Gear Drive Swap: Speed’s Spotlight
Any Harley rider serious about upping the performance of his or her ride is eventually going to turn attention to the cams. With the basics taken care of, those free-flowing pipes, deep-breathing air filters, and new jets in a carb or a dyno-developed computer map if it’s EFI, the next step is usually cams. Choosing the grind is a subject for another time and something that should be carefully discussed with a knowledgeable engine tech before any decisions are made. Like everything else about building toward performance, a properly set-up package is just that: a package. It all has to work together. But what we did want to know a little more about is choosing the method of driving those new cams in a TC-style motor. Is it necessary to go to the expense of a gear drive system, or is the factory’s chain drive all that’s needed? As always, for some answers we went to the guys who swap more cams than most anyone else, the crew at Speed’s Performance Plus.
SPP’s Jamie Hanson didn’t waste any time getting right to the point: “In all the years we’ve been in business,” he said, “we’ve probably done less than 10 chain-drive cam swaps. That’s it.” At Speed’s Performance it’s gears all the way. Cam-swap customers might initially be hesitant about including a gear drive in the job, citing any number of reasons, but the added cost and fear of excessive noise generally head the list. One by one, Jamie says, he’ll diffuse those concerns, and that rider will end up with a set of gears in the motor.
“We have a table display of all three drive styles,” he says. Chains with spring-loaded tensioners, hydraulic tensioners, and the gear drive. That’ll be the first show and tell leading a rider toward gears. The difference in the amount of effort required to turn each setup is eye-opening. While those two-tensioned chain drives take quite a bit of force to turn things over, with the gear drive it all spins effortlessly. Translation: A lot less horsepower is wasted turning camshafts, so more of it can go to the rear wheel. And that’s just the start of the case for gears.
“Later-model hydraulic tensioners are definitely an improvement over the spring-loaded versions,” Jamie says, and there are a number of kits to convert the earlier spring-tensioned systems to hydraulic. But both still have lots of power-robbing drag, and both still have those nylon pads that wear away. “And that’s what really bothers us about chain drives,” Jamie goes on. When those nylon rubbing blocks wear, the material drops right into the cam cavity where the oil pump sucks it back up leading to all sorts of problems, with the oil pump especially. A Harley engine is supposed to circulate oil, not bits of nylon. Strike two for chains.
Then there’s the matter of noise. A gear drive will whine, clank, and set up one heck of a racket, right? “Not so,” Jamie says. “Not when it’s installed properly.” First of all, even with chain drive a performance valve train is going to be louder than OE, that’s a given. Going from stock lift to something taller is going to generate more noise.

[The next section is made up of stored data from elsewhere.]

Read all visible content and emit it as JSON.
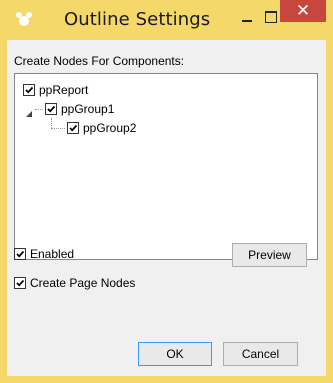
{
  "window": {
    "title": "Outline Settings",
    "icons": {
      "app": "sparkle-app-icon",
      "minimize": "minimize-icon",
      "maximize": "maximize-icon",
      "close": "close-icon"
    },
    "close_glyph": "✕",
    "colors": {
      "titlebar": "#f4d86a",
      "close": "#c7463d",
      "client": "#f0f0f0"
    }
  },
  "group_label": "Create Nodes For Components:",
  "tree": {
    "items": [
      {
        "label": "ppReport",
        "checked": true
      },
      {
        "label": "ppGroup1",
        "checked": true,
        "expanded": true
      },
      {
        "label": "ppGroup2",
        "checked": true
      }
    ]
  },
  "options": {
    "enabled": {
      "label": "Enabled",
      "checked": true
    },
    "create_page_nodes": {
      "label": "Create Page Nodes",
      "checked": true
    }
  },
  "buttons": {
    "preview": "Preview",
    "ok": "OK",
    "cancel": "Cancel"
  }
}
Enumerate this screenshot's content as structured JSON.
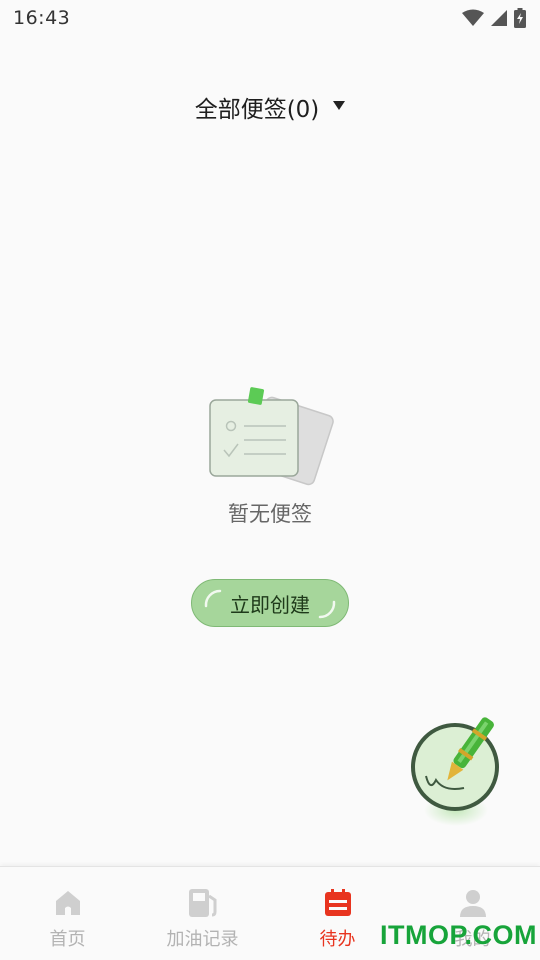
{
  "status_bar": {
    "time": "16:43",
    "icons": [
      "wifi-icon",
      "cellular-signal-icon",
      "battery-charging-icon"
    ]
  },
  "header": {
    "filter_label": "全部便签(0)",
    "dropdown_icon": "caret-down-icon"
  },
  "empty_state": {
    "illustration": "sticky-note-icon",
    "message": "暂无便签",
    "create_button_label": "立即创建"
  },
  "fab": {
    "icon": "pen-icon"
  },
  "bottom_nav": {
    "items": [
      {
        "label": "首页",
        "icon": "home-icon",
        "active": false
      },
      {
        "label": "加油记录",
        "icon": "fuel-pump-icon",
        "active": false
      },
      {
        "label": "待办",
        "icon": "calendar-icon",
        "active": true
      },
      {
        "label": "我的",
        "icon": "user-icon",
        "active": false
      }
    ]
  },
  "watermark": {
    "text": "ITMOP.COM"
  },
  "colors": {
    "accent_active": "#e8341f",
    "button_green": "#a6d69b",
    "inactive_icon": "#cfcfcf",
    "watermark_green": "#17a43a"
  }
}
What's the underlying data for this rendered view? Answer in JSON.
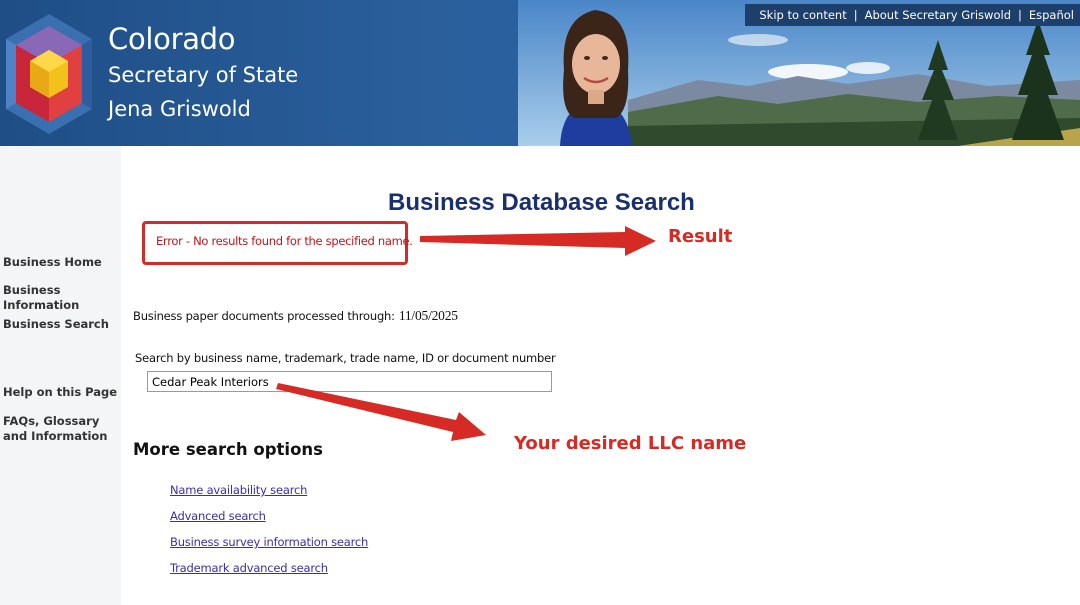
{
  "header": {
    "line1": "Colorado",
    "line2": "Secretary of State",
    "line3": "Jena Griswold",
    "utility_links": [
      "Skip to content",
      "About Secretary Griswold",
      "Español"
    ]
  },
  "nav": {
    "items": [
      "Business Home",
      "Business Information",
      "Business Search",
      "Help on this Page",
      "FAQs, Glossary and Information"
    ]
  },
  "main": {
    "title": "Business Database Search",
    "error": "Error - No results found for the specified name.",
    "processed_label": "Business paper documents processed through:",
    "processed_date": "11/05/2025",
    "search_label": "Search by business name, trademark, trade name, ID or document number",
    "search_value": "Cedar Peak Interiors",
    "more_title": "More search options",
    "links": [
      "Name availability search",
      "Advanced search",
      "Business survey information search",
      "Trademark advanced search"
    ]
  },
  "annotations": {
    "result": "Result",
    "llc": "Your desired LLC name",
    "color": "#d62b24"
  },
  "colors": {
    "header_blue": "#2a5f9c",
    "title_navy": "#1a2f6e",
    "link_purple": "#3b2fa8",
    "error_red": "#c0141a"
  }
}
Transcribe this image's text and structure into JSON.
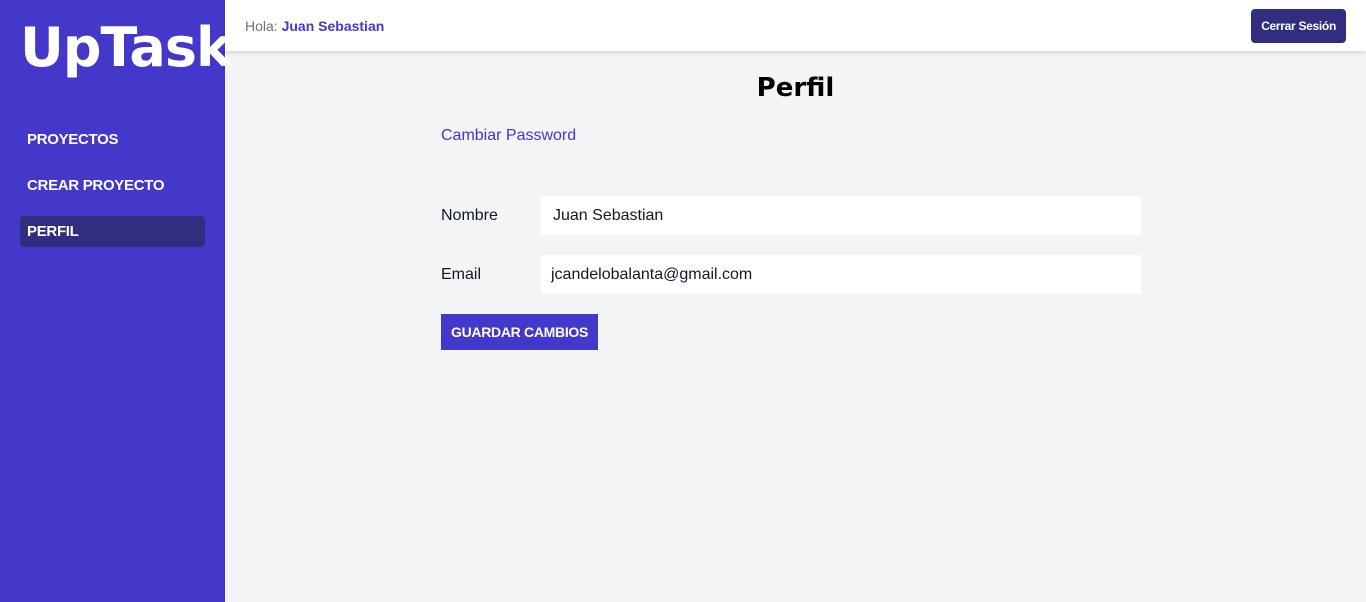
{
  "sidebar": {
    "logo": "UpTask",
    "items": [
      {
        "label": "PROYECTOS"
      },
      {
        "label": "CREAR PROYECTO"
      },
      {
        "label": "PERFIL"
      }
    ],
    "active_item": "PERFIL"
  },
  "topbar": {
    "greeting_prefix": "Hola:",
    "user_name": "Juan Sebastian",
    "logout_label": "Cerrar Sesión"
  },
  "main": {
    "title": "Perfil",
    "change_password_link": "Cambiar Password",
    "form": {
      "nombre_label": "Nombre",
      "nombre_value": "Juan Sebastian",
      "email_label": "Email",
      "email_value": "jcandelobalanta@gmail.com",
      "save_label": "GUARDAR CAMBIOS"
    }
  },
  "colors": {
    "sidebar_bg": "#4338ca",
    "active_bg": "#312e81",
    "page_bg": "#f3f4f6",
    "accent": "#4338ca"
  }
}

The whine or clatter of a gear drive is something else altogether, and it’s something that can be quieted down considerably. The trick is taking the time to correctly set the backlash in the system, working with stock, over-, or undersize gears and properly matching them for the correct backlash. “It’s the most important part of the job,” Jamie says, and something too often overlooked. “We see bikes with drive gears set so tight they’ve broken teeth off the gears and others so loose you can’t hear yourself think.” But a gear drive properly set up in the first place with proper backlash won’t whine, it won’t clank, and it’s there for the long haul.
Which brings it down to the final argument for gears. If you plan on keeping the bike for a while and use chain drive, you can also plan on opening things up every 15,000 miles or so to renew worn-out tensioner blocks. And that’s a job costing a few hundred dollars, the price, as it turns out, of a gear drive. Why not spend that money up front and eliminate the need for future service? Put all that together, the free horsepower from a free-spinning system, the elimination of those nylon rubbing blocks, and the havoc they’ll cause as they wear away and peace of mind knowing the job is done once and for all with no need for routine maintenance, and it’s no wonder why the engine techs at Speed’s Performance can’t remember the last time they drove cams with chains.